Today GitVersion v3.0.0 has been released. For me it has been a long time coming, with 4 beta releases and incorporating a lot of feedback between each release. It all started with this pull request which replaced the existing approach of each git workflow being hard coded with a class responsible for calculating each branch type.
This meant that GitFlow and GitHubFlow had completely separate code paths with very little shared, it also meant that things like commit counting varied on different branches. v3 changed all that and now is entirely driven by configuration. This initial pull request weighed in at 78 commits, 196 files, changed 2,500 lines of code and deleted another 700. 106 pull requests later we are shipping.
This configuration based approach has been really important for a number of reasons:
- Understanding/documenting what GitVersion is doing.
- When we had bug reports of a version being incorrectly calculated there was never a generic fix.
- The logic for every branch was different and inconsistent. Then GitFlow and GitHubFlow worked quite differently in some respects
- It was hard to get GitVersion to work with nightlies and publishing CI builds to NuGet
- This meant that getting GitVersion working with Octopus deploy was not great
A number of long standing bugs were fixed with the changes made in v3, some of the highlights of the new features
GitVersion init
is a configuration tool which allows you to make GitVersion work the way you want it to- Decent documentation!

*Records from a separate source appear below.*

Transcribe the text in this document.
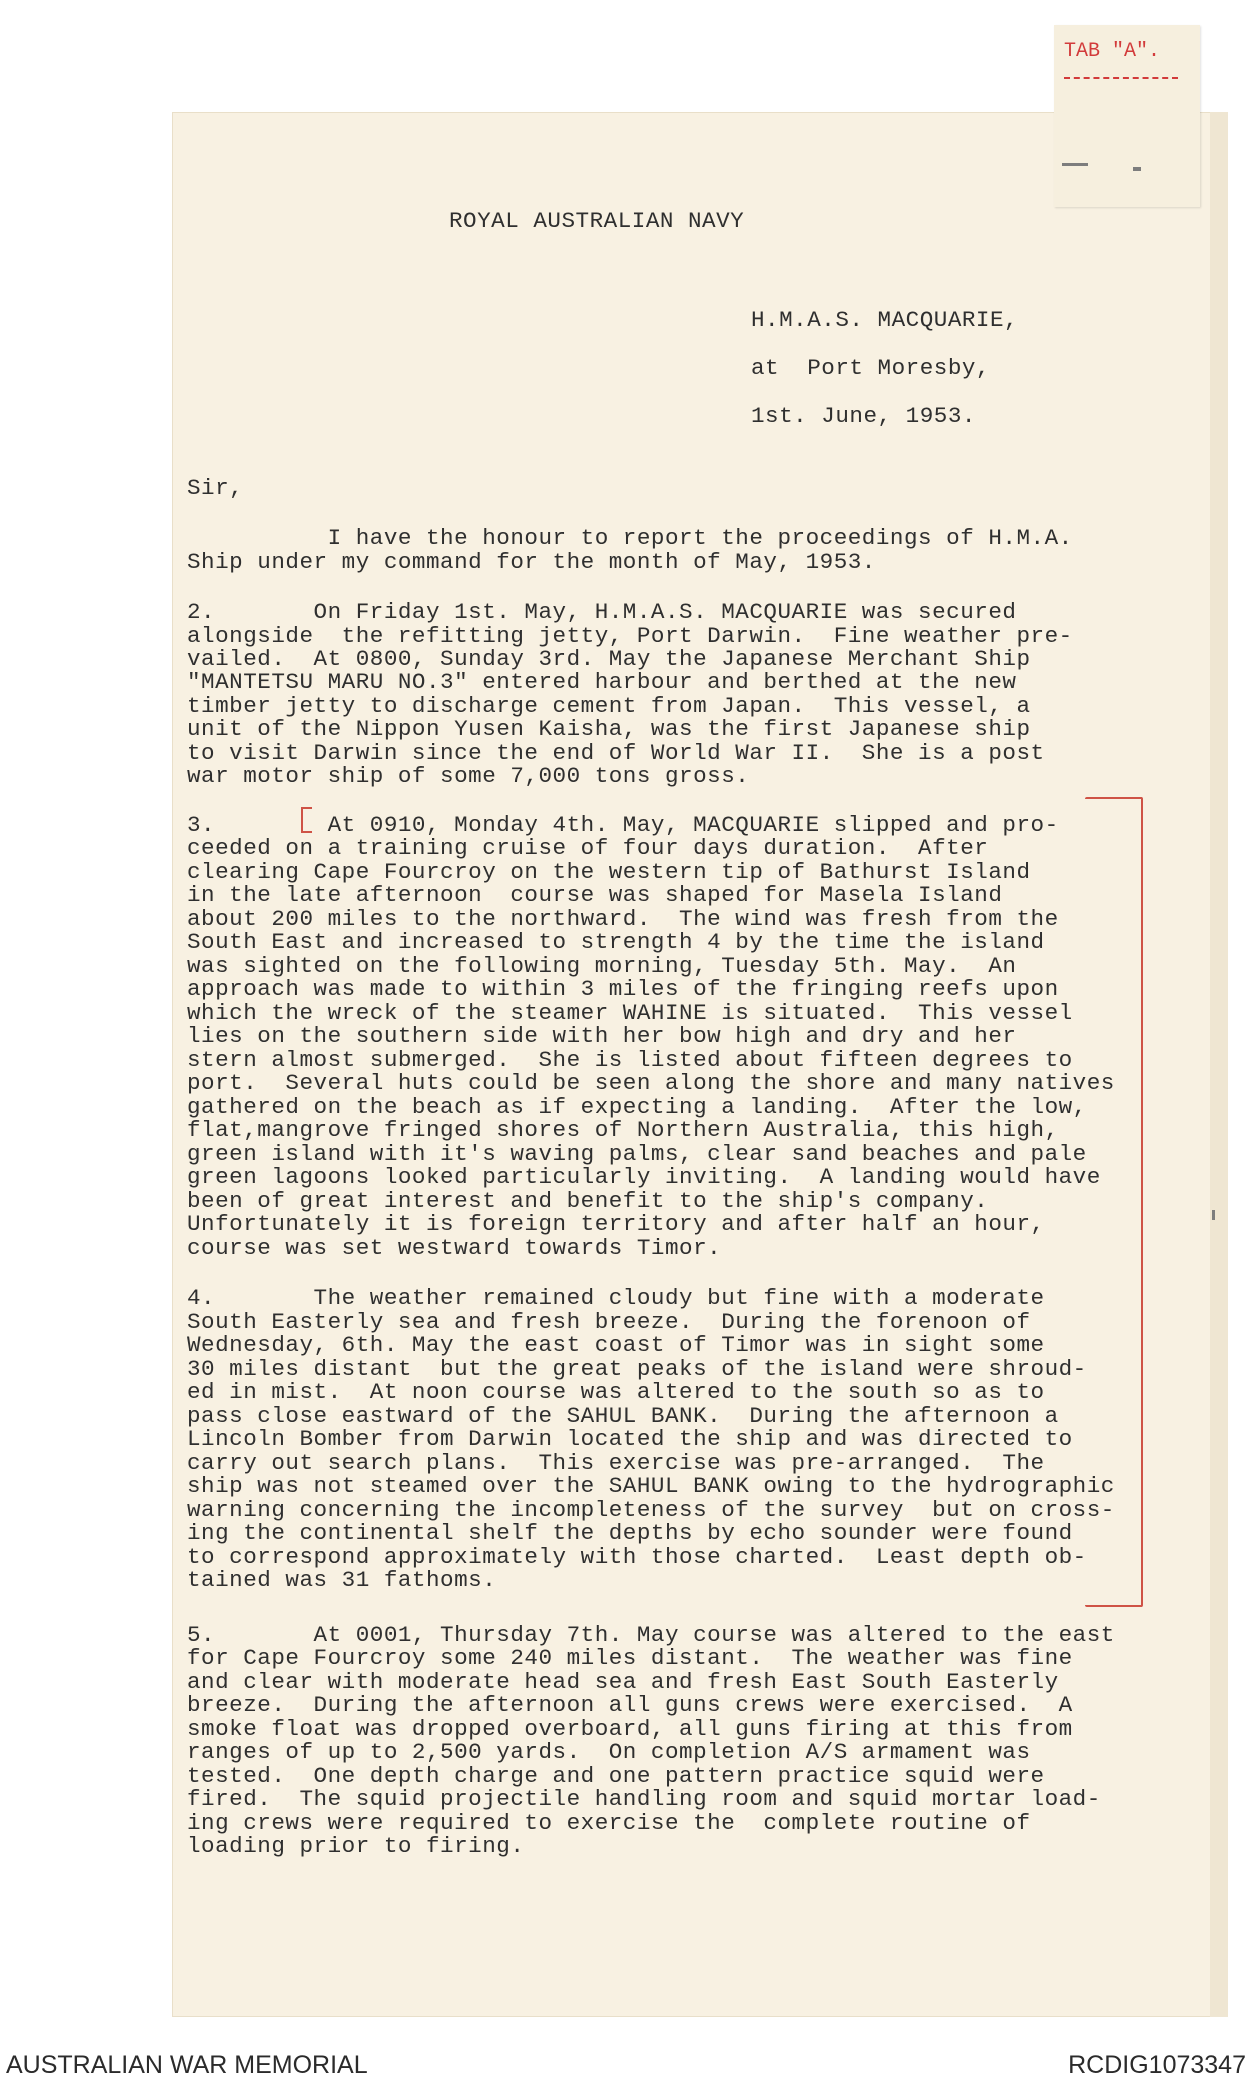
TAB "A".
ROYAL AUSTRALIAN NAVY
H.M.A.S. MACQUARIE,
at  Port Moresby,
1st. June, 1953.
Sir,
I have the honour to report the proceedings of H.M.A.
Ship under my command for the month of May, 1953.
2.       On Friday 1st. May, H.M.A.S. MACQUARIE was secured
alongside  the refitting jetty, Port Darwin.  Fine weather pre-
vailed.  At 0800, Sunday 3rd. May the Japanese Merchant Ship
"MANTETSU MARU NO.3" entered harbour and berthed at the new
timber jetty to discharge cement from Japan.  This vessel, a
unit of the Nippon Yusen Kaisha, was the first Japanese ship
to visit Darwin since the end of World War II.  She is a post
war motor ship of some 7,000 tons gross.
3.        At 0910, Monday 4th. May, MACQUARIE slipped and pro-
ceeded on a training cruise of four days duration.  After
clearing Cape Fourcroy on the western tip of Bathurst Island
in the late afternoon  course was shaped for Masela Island
about 200 miles to the northward.  The wind was fresh from the
South East and increased to strength 4 by the time the island
was sighted on the following morning, Tuesday 5th. May.  An
approach was made to within 3 miles of the fringing reefs upon
which the wreck of the steamer WAHINE is situated.  This vessel
lies on the southern side with her bow high and dry and her
stern almost submerged.  She is listed about fifteen degrees to
port.  Several huts could be seen along the shore and many natives
gathered on the beach as if expecting a landing.  After the low,
flat,mangrove fringed shores of Northern Australia, this high,
green island with it's waving palms, clear sand beaches and pale
green lagoons looked particularly inviting.  A landing would have
been of great interest and benefit to the ship's company.
Unfortunately it is foreign territory and after half an hour,
course was set westward towards Timor.
4.       The weather remained cloudy but fine with a moderate
South Easterly sea and fresh breeze.  During the forenoon of
Wednesday, 6th. May the east coast of Timor was in sight some
30 miles distant  but the great peaks of the island were shroud-
ed in mist.  At noon course was altered to the south so as to
pass close eastward of the SAHUL BANK.  During the afternoon a
Lincoln Bomber from Darwin located the ship and was directed to
carry out search plans.  This exercise was pre-arranged.  The
ship was not steamed over the SAHUL BANK owing to the hydrographic
warning concerning the incompleteness of the survey  but on cross-
ing the continental shelf the depths by echo sounder were found
to correspond approximately with those charted.  Least depth ob-
tained was 31 fathoms.
5.       At 0001, Thursday 7th. May course was altered to the east
for Cape Fourcroy some 240 miles distant.  The weather was fine
and clear with moderate head sea and fresh East South Easterly
breeze.  During the afternoon all guns crews were exercised.  A
smoke float was dropped overboard, all guns firing at this from
ranges of up to 2,500 yards.  On completion A/S armament was
tested.  One depth charge and one pattern practice squid were
fired.  The squid projectile handling room and squid mortar load-
ing crews were required to exercise the  complete routine of
loading prior to firing.
AUSTRALIAN WAR MEMORIAL	RCDIG1073347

- Check it out at http://gitversion.readthedocs.org/en/latest
- Configurable version incrementing
- Continuous Delivery (default) means GitVersion will only increment the version when you release and tag, this works great for some scenarios and not well for otherwise
- Continuous Deployment, meaning each commit will produce a different SemVer
- Read more at [http://gitversion.readthedocs.org/en/latest/more-info/version-increments/]
- Better error reporting - when things go wrong (which should be a lot less often now) we try to give you decent information including:
- Dumping out a cleaned git history graph which you can paste into an issue so we can reproduce the issue
- Logging out all decisions and sources for versions
Whats next
There are a few features which will be released in 3.1 which will make GitVersion nicer to get started. v4 hopefully will be not too far down the road when we rethink the command line usage and fix a few other things which have got a bit complex over time.